I remember the day I first shopped at Nordstrom and the sales associate helping me find the shoes I wanted also had a credit card reader in his pocket. I could check out anywhere in the store, with any employee—right on the spot. And it wasn’t that long ago! But today, retail is using far more advanced technology to change and enhance the customer experience. I’m not just talking about chat bots. Retailers can use steadily improving AI to greet customers, help them find products, and do price and inventory checks. Robots are being used to stock shelves and help free up employees for more pressing tasks. I don’t think it will be long before seeing a robot in a store will be commonplace. And I guarantee that it will make for a more efficient and more satisfying shopping experience overall.
Food and Hospitality
Anyone who’s ever run a restaurant or hotel knows there are a lot of moving parts—and it often takes a lot of attention to keep customers happy. That’s one of the reasons many leaders in the food and hospitality business are looking to advanced robots to help free up humans to have more meaningful encounters with guests. Imagine having a little extra time to chat with a customer about their day or the reason for their stay while a robot manages payment, prepares a drink, or cleans their table. Even more, imagine a robotic concierge sharing up-to-date, extensive information—far more than most humans would be able to keep straight—about local hotspots, hikes, or spas. Not only will the information be provided quickly and accurately—thanks to new emotional IQ capabilities, it will also be delivered with a consistently pleasant tone. After all, robots never have bad days.

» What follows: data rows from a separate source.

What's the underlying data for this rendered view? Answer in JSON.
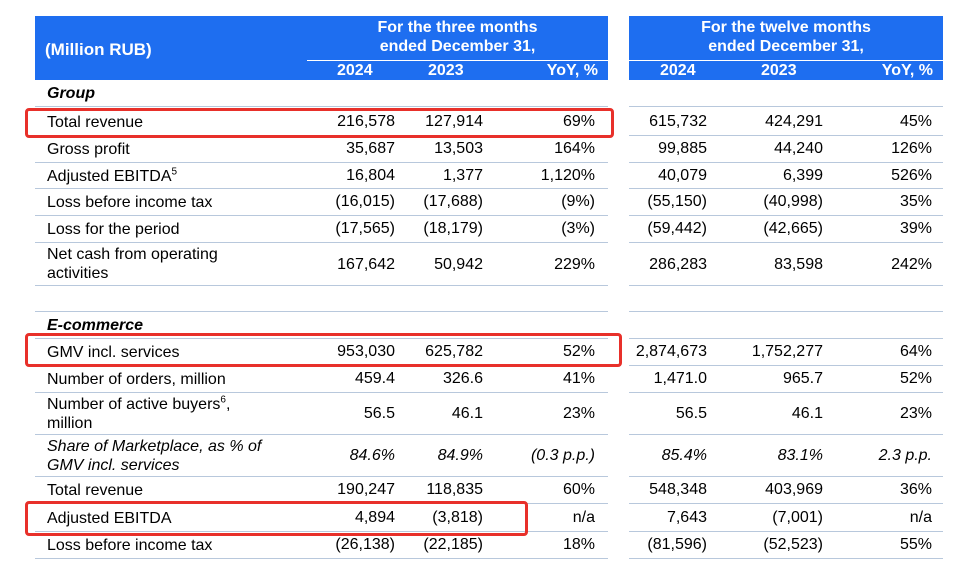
{
  "header": {
    "unit_label": "(Million RUB)",
    "three_month_title_line1": "For the three months",
    "three_month_title_line2": "ended December 31,",
    "twelve_month_title_line1": "For the twelve months",
    "twelve_month_title_line2": "ended December 31,",
    "col_2024": "2024",
    "col_2023": "2023",
    "col_yoy": "YoY, %"
  },
  "group": {
    "title": "Group",
    "rows": [
      {
        "label": "Total revenue",
        "q24": "216,578",
        "q23": "127,914",
        "qyoy": "69%",
        "y24": "615,732",
        "y23": "424,291",
        "yyoy": "45%"
      },
      {
        "label": "Gross profit",
        "q24": "35,687",
        "q23": "13,503",
        "qyoy": "164%",
        "y24": "99,885",
        "y23": "44,240",
        "yyoy": "126%"
      },
      {
        "label": "Adjusted EBITDA",
        "sup": "5",
        "q24": "16,804",
        "q23": "1,377",
        "qyoy": "1,120%",
        "y24": "40,079",
        "y23": "6,399",
        "yyoy": "526%"
      },
      {
        "label": "Loss before income tax",
        "q24": "(16,015)",
        "q23": "(17,688)",
        "qyoy": "(9%)",
        "y24": "(55,150)",
        "y23": "(40,998)",
        "yyoy": "35%"
      },
      {
        "label": "Loss for the period",
        "q24": "(17,565)",
        "q23": "(18,179)",
        "qyoy": "(3%)",
        "y24": "(59,442)",
        "y23": "(42,665)",
        "yyoy": "39%"
      },
      {
        "label_line1": "Net cash from operating",
        "label_line2": "activities",
        "q24": "167,642",
        "q23": "50,942",
        "qyoy": "229%",
        "y24": "286,283",
        "y23": "83,598",
        "yyoy": "242%"
      }
    ]
  },
  "ecommerce": {
    "title": "E-commerce",
    "rows": [
      {
        "label": "GMV incl. services",
        "q24": "953,030",
        "q23": "625,782",
        "qyoy": "52%",
        "y24": "2,874,673",
        "y23": "1,752,277",
        "yyoy": "64%"
      },
      {
        "label": "Number of orders, million",
        "q24": "459.4",
        "q23": "326.6",
        "qyoy": "41%",
        "y24": "1,471.0",
        "y23": "965.7",
        "yyoy": "52%"
      },
      {
        "label_line1": "Number of active buyers",
        "sup": "6",
        "label_line1_suffix": ",",
        "label_line2": "million",
        "q24": "56.5",
        "q23": "46.1",
        "qyoy": "23%",
        "y24": "56.5",
        "y23": "46.1",
        "yyoy": "23%"
      },
      {
        "label_line1": "Share of Marketplace, as % of",
        "label_line2": "GMV incl. services",
        "q24": "84.6%",
        "q23": "84.9%",
        "qyoy": "(0.3 p.p.)",
        "y24": "85.4%",
        "y23": "83.1%",
        "yyoy": "2.3 p.p."
      },
      {
        "label": "Total revenue",
        "q24": "190,247",
        "q23": "118,835",
        "qyoy": "60%",
        "y24": "548,348",
        "y23": "403,969",
        "yyoy": "36%"
      },
      {
        "label": "Adjusted EBITDA",
        "q24": "4,894",
        "q23": "(3,818)",
        "qyoy": "n/a",
        "y24": "7,643",
        "y23": "(7,001)",
        "yyoy": "n/a"
      },
      {
        "label": "Loss before income tax",
        "q24": "(26,138)",
        "q23": "(22,185)",
        "qyoy": "18%",
        "y24": "(81,596)",
        "y23": "(52,523)",
        "yyoy": "55%"
      }
    ]
  },
  "highlight_color": "#e8302a",
  "header_color": "#1e6ef0"
}
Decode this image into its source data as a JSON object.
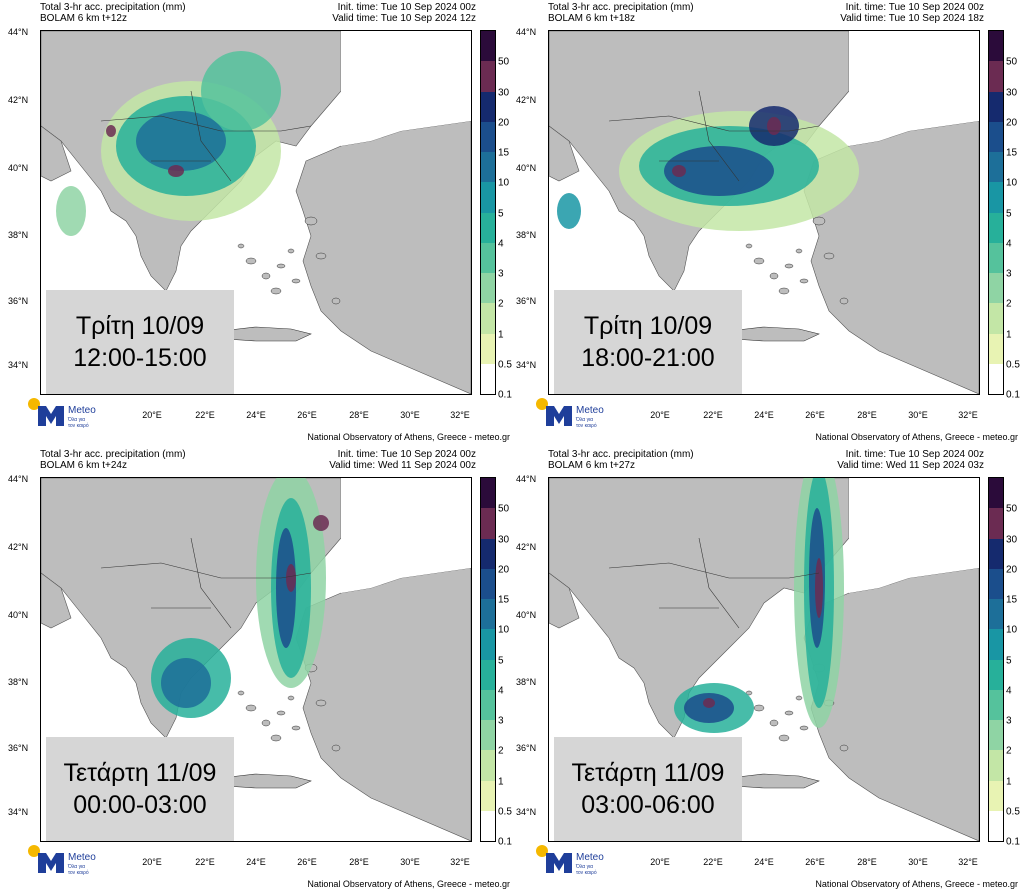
{
  "header_common": {
    "title": "Total 3-hr acc. precipitation (mm)",
    "init": "Init. time: Tue 10 Sep 2024 00z"
  },
  "footer": "National Observatory of Athens, Greece - meteo.gr",
  "logo": {
    "name": "Meteo",
    "tagline_1": "Όλα για",
    "tagline_2": "τον καιρό",
    "icon": "meteo-logo-icon"
  },
  "lat_labels": [
    "44°N",
    "42°N",
    "40°N",
    "38°N",
    "36°N",
    "34°N"
  ],
  "lon_labels": [
    "20°E",
    "22°E",
    "24°E",
    "26°E",
    "28°E",
    "30°E",
    "32°E"
  ],
  "colorbar": {
    "labels": [
      "50",
      "30",
      "20",
      "15",
      "10",
      "5",
      "4",
      "3",
      "2",
      "1",
      "0.5",
      "0.1"
    ],
    "colors": [
      "#2b0b3a",
      "#6b2b52",
      "#152a6e",
      "#1b4e8c",
      "#1d6f99",
      "#1996a4",
      "#27b09a",
      "#55c29c",
      "#8fd4a4",
      "#c3e6a6",
      "#e8f3b3",
      "#ffffff"
    ]
  },
  "panels": [
    {
      "model": "BOLAM 6 km t+12z",
      "valid": "Valid time: Tue 10 Sep 2024 12z",
      "day": "Τρίτη 10/09",
      "hours": "12:00-15:00"
    },
    {
      "model": "BOLAM 6 km t+18z",
      "valid": "Valid time: Tue 10 Sep 2024 18z",
      "day": "Τρίτη 10/09",
      "hours": "18:00-21:00"
    },
    {
      "model": "BOLAM 6 km t+24z",
      "valid": "Valid time: Wed 11 Sep 2024 00z",
      "day": "Τετάρτη 11/09",
      "hours": "00:00-03:00"
    },
    {
      "model": "BOLAM 6 km t+27z",
      "valid": "Valid time: Wed 11 Sep 2024 03z",
      "day": "Τετάρτη 11/09",
      "hours": "03:00-06:00"
    }
  ]
}
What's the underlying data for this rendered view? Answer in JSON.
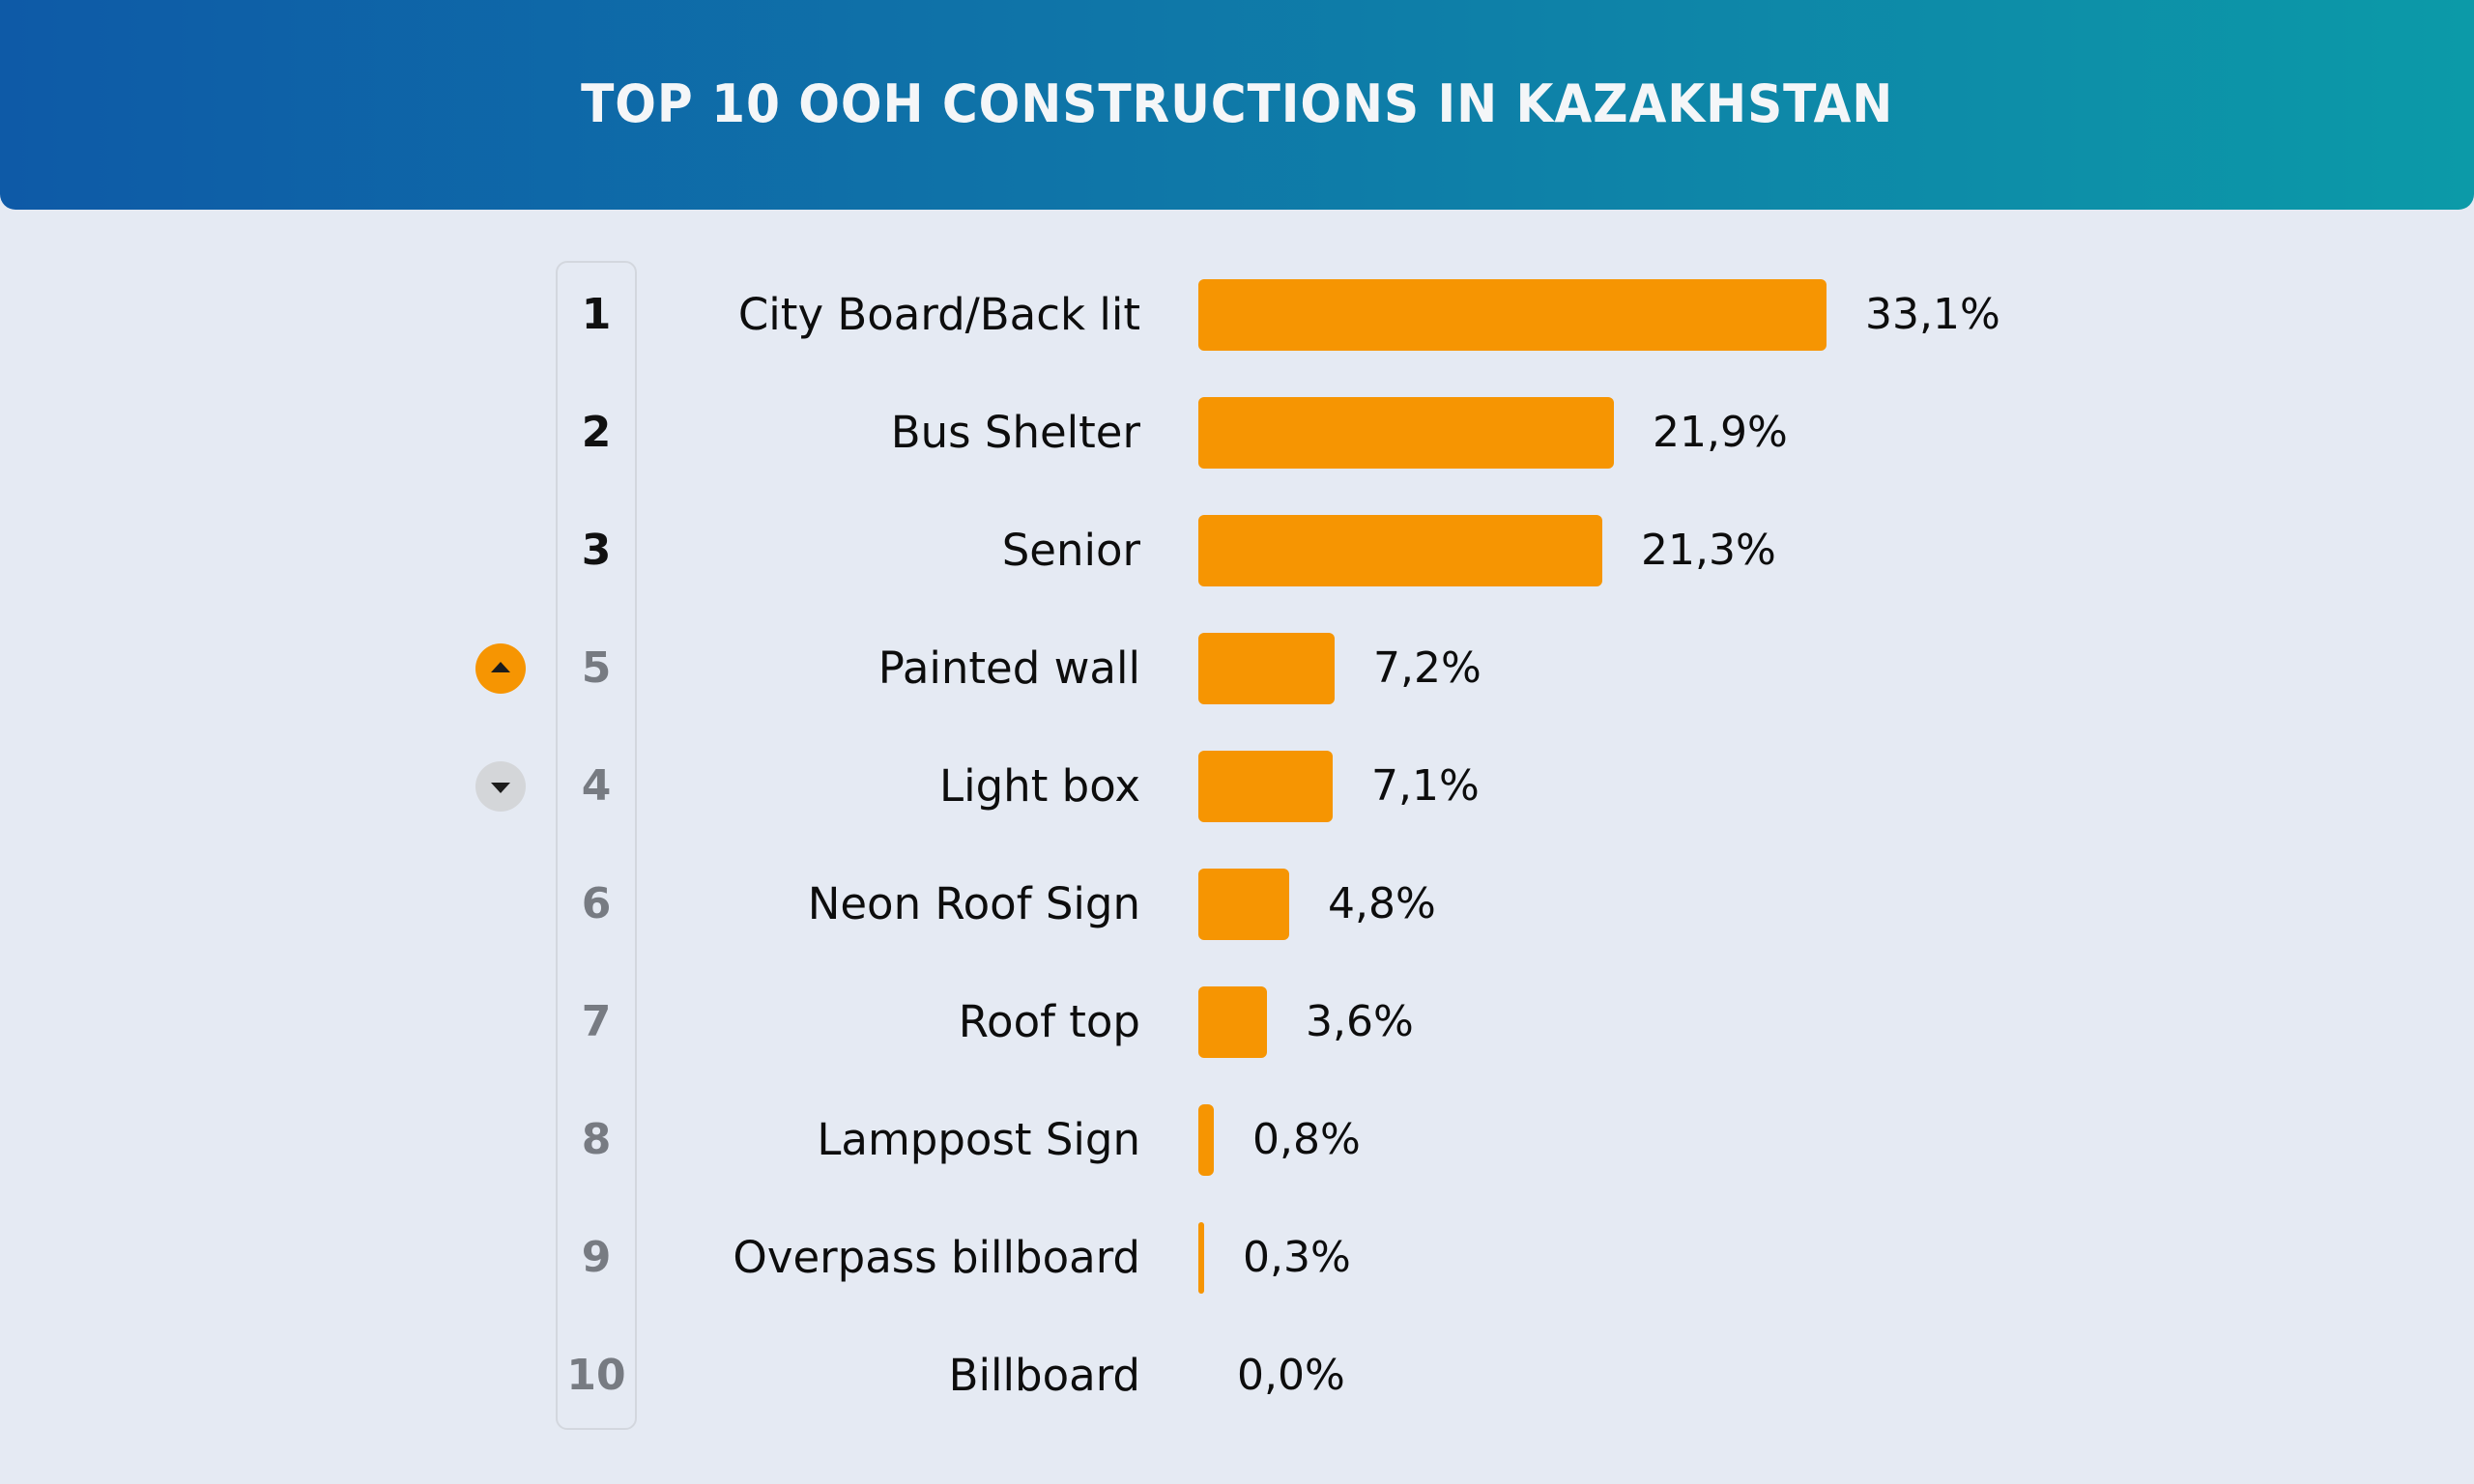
{
  "header": {
    "title": "TOP 10 OOH CONSTRUCTIONS IN KAZAKHSTAN"
  },
  "colors": {
    "header_gradient_start": "#0e5aa7",
    "header_gradient_end": "#0c9aa8",
    "bar": "#f69502",
    "background": "#e5eaf3",
    "badge_up": "#f69502",
    "badge_down": "#d4d6d9",
    "rank_top": "#111111",
    "rank_rest": "#777b82"
  },
  "rows": [
    {
      "rank": "1",
      "label": "City Board/Back lit",
      "value": "33,1%",
      "change": "none"
    },
    {
      "rank": "2",
      "label": "Bus Shelter",
      "value": "21,9%",
      "change": "none"
    },
    {
      "rank": "3",
      "label": "Senior",
      "value": "21,3%",
      "change": "none"
    },
    {
      "rank": "5",
      "label": "Painted wall",
      "value": "7,2%",
      "change": "up"
    },
    {
      "rank": "4",
      "label": "Light box",
      "value": "7,1%",
      "change": "down"
    },
    {
      "rank": "6",
      "label": "Neon Roof Sign",
      "value": "4,8%",
      "change": "none"
    },
    {
      "rank": "7",
      "label": "Roof top",
      "value": "3,6%",
      "change": "none"
    },
    {
      "rank": "8",
      "label": "Lamppost Sign",
      "value": "0,8%",
      "change": "none"
    },
    {
      "rank": "9",
      "label": "Overpass billboard",
      "value": "0,3%",
      "change": "none"
    },
    {
      "rank": "10",
      "label": "Billboard",
      "value": "0,0%",
      "change": "none"
    }
  ],
  "chart_data": {
    "type": "bar",
    "orientation": "horizontal",
    "title": "TOP 10 OOH CONSTRUCTIONS IN KAZAKHSTAN",
    "categories": [
      "City Board/Back lit",
      "Bus Shelter",
      "Senior",
      "Painted wall",
      "Light box",
      "Neon Roof Sign",
      "Roof top",
      "Lamppost Sign",
      "Overpass billboard",
      "Billboard"
    ],
    "ranks": [
      1,
      2,
      3,
      5,
      4,
      6,
      7,
      8,
      9,
      10
    ],
    "rank_change": [
      "none",
      "none",
      "none",
      "up",
      "down",
      "none",
      "none",
      "none",
      "none",
      "none"
    ],
    "values": [
      33.1,
      21.9,
      21.3,
      7.2,
      7.1,
      4.8,
      3.6,
      0.8,
      0.3,
      0.0
    ],
    "value_labels": [
      "33,1%",
      "21,9%",
      "21,3%",
      "7,2%",
      "7,1%",
      "4,8%",
      "3,6%",
      "0,8%",
      "0,3%",
      "0,0%"
    ],
    "unit": "%",
    "xlabel": "",
    "ylabel": "",
    "grid": false,
    "legend": "none"
  }
}
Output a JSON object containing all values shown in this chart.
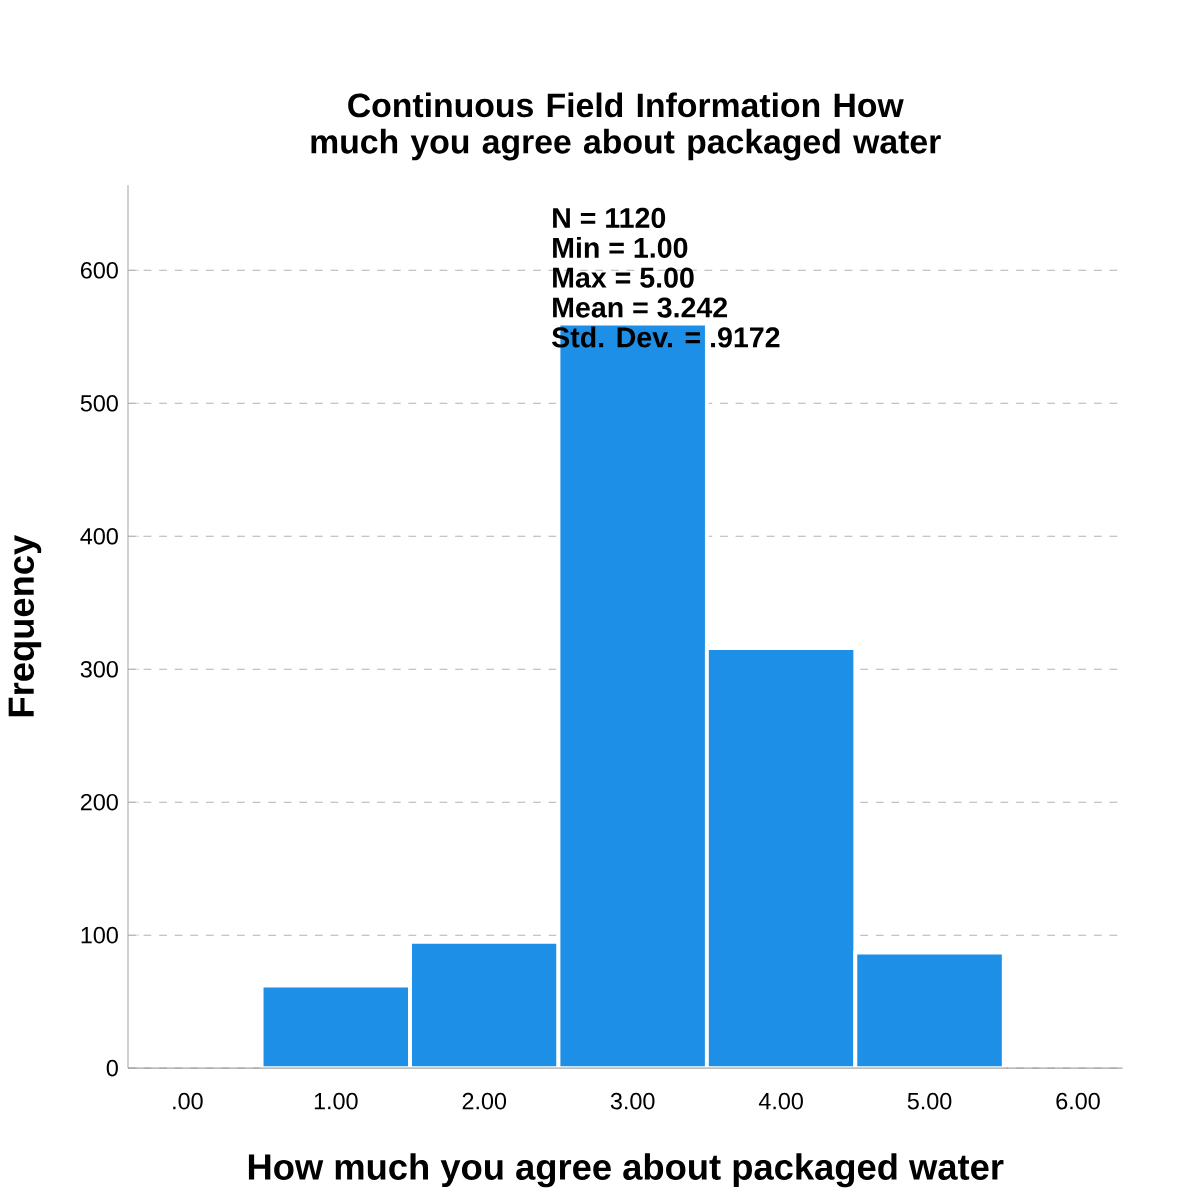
{
  "chart_data": {
    "type": "histogram",
    "title": "Continuous Field Information How much you agree about packaged water",
    "xlabel": "How much you agree about packaged water",
    "ylabel": "Frequency",
    "bins": [
      0.5,
      1.5,
      2.5,
      3.5,
      4.5,
      5.5
    ],
    "values": [
      62,
      95,
      560,
      316,
      87
    ],
    "color": "#1e8fe6",
    "xlim": [
      -0.4,
      6.3
    ],
    "ylim": [
      0,
      664
    ],
    "xticks": [
      {
        "value": 0,
        "label": ".00"
      },
      {
        "value": 1,
        "label": "1.00"
      },
      {
        "value": 2,
        "label": "2.00"
      },
      {
        "value": 3,
        "label": "3.00"
      },
      {
        "value": 4,
        "label": "4.00"
      },
      {
        "value": 5,
        "label": "5.00"
      },
      {
        "value": 6,
        "label": "6.00"
      }
    ],
    "yticks": [
      0,
      100,
      200,
      300,
      400,
      500,
      600
    ],
    "grid": "y",
    "annotations": [
      "N = 1120",
      "Min = 1.00",
      "Max = 5.00",
      "Mean = 3.242",
      "Std. Dev. = .9172"
    ]
  }
}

OK—it’s just the tip of the iceberg, but it’s a pretty big one. The Industrial Internet of Things (IIoT) is already changing the face of logistics and automation. Robots are just the most natural step in helping manufacturers use the technology in the most productive way. After all, especially in countries like China, there are simply not enough workers to keep up with the manufacturing demands. Robots can help stand in, building more products—more quickly—and keeping businesses rolling. Still, that’s not all robots are good for. Toyota just invested more than $1 billion for robotic AI R&D over the next five years. They see the possibilities far beyond just production lines. Robots could be used for design, quality assurance, safety, you name it—all to make better products for the customer.
Although I’ve only gone over four industries here, there are so many more than stand to benefit from robotic development. In healthcare, for instance, robots will likely perform increasingly complex and lengthy surgeries—ones where it’s difficult for healthcare staff to maintain stamina and focus over long and intense periods of time. They can also perform mobile health check-ups for rural patients, check in on seniors, and perform patient intake like temperature and blood pressure readings.
And yes, for those who have been awaiting their own personal Rosie the Robot, I’m already anticipating a rise in companion robots—those that focus not just on tasks, but on providing a feeling of comfort and friendship for those who are lonely or need support. Can you imagine: a friend who never flakes on you, is always available, and never judges your decisions! Truly, it’s not just major industries that will benefit from advanced robotics. It’s all of us.